Find the future @ the library
Inspired by the 2011 centennial celebration of the Schwartzman branch of New York Public Library, and thinking of the collaboration that happens in games like World of Warcraft, McGonigal got the idea to create a project where people could collaborate and be inspired by the physical space of a library.
Thinking of a goal that would inspire people to collaborate, McGonigal did some research and discovered that 90% of people want to write a book. So she created a game where participants would collaborate, write a book, and make a lifelong dream come true. Calling the project “Find the Future: The Game,” McGonigal conceived that the game would be played for an entire year, and that the first day would take place from 6 p.m.–6 a.m., May 20, 2011, at NYPL. To apply, participants had to write an essay; 10,000 people applied but only 500 were selected.

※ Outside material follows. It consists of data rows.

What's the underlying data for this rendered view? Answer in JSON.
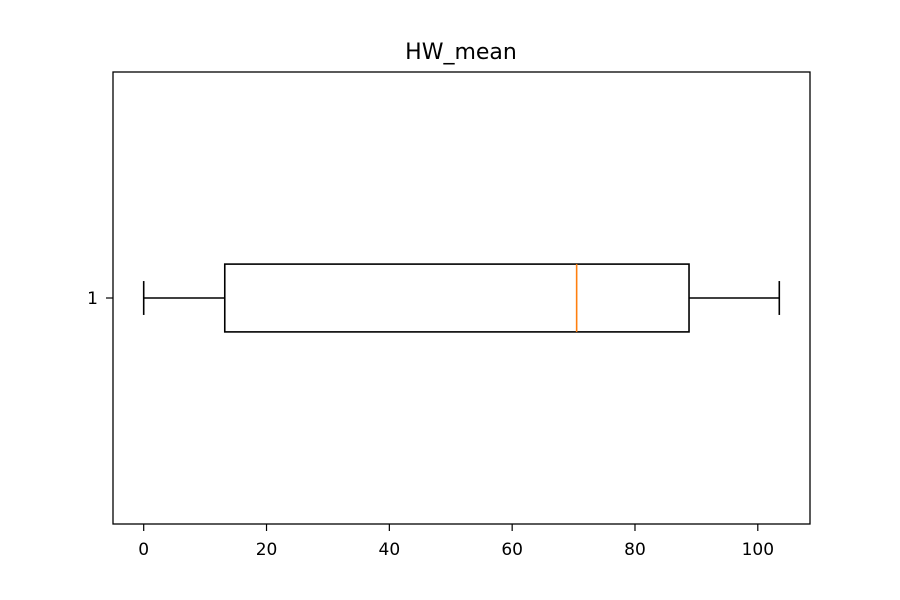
{
  "chart_data": {
    "type": "box",
    "orientation": "horizontal",
    "title": "HW_mean",
    "xlabel": "",
    "ylabel": "",
    "categories": [
      "1"
    ],
    "xlim": [
      -5,
      108.5
    ],
    "xticks": [
      0,
      20,
      40,
      60,
      80,
      100
    ],
    "grid": false,
    "boxes": [
      {
        "category": "1",
        "whisker_low": 0,
        "q1": 13.2,
        "median": 70.5,
        "q3": 88.8,
        "whisker_high": 103.5
      }
    ],
    "colors": {
      "box": "#000000",
      "median": "#ff7f0e",
      "axes": "#000000"
    }
  }
}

Once inside, participants went on a treasure hunt for 100 world-changing artifacts that lived at the library, including a copy of the Declaration of Independence.
Included with each artifact was a secret tidbit of information that participants had to find, like a scavenger hunt, so that they could see the process of history changing the world, McGonigal said. Participants then wrote their own declaration and had to get 56 other people to sign it.
With the support of editors from New York Magazine and New York publishers, as well as a man in Brooklyn who specializes in medieval book binding, all the declarations were put together at the end of the night into 100 Ways to Make History, Volume 1. Staff at NYPL had promised McGonigal that they would include whatever came out of this project in their general collection; instead, they put 100 Ways into their rare books and manuscripts collection, in a case next to the copy of the Declaration of Independence, with a promise to keep it there as long as New York City is standing.
When you play a game, the rules change, McGonigal said.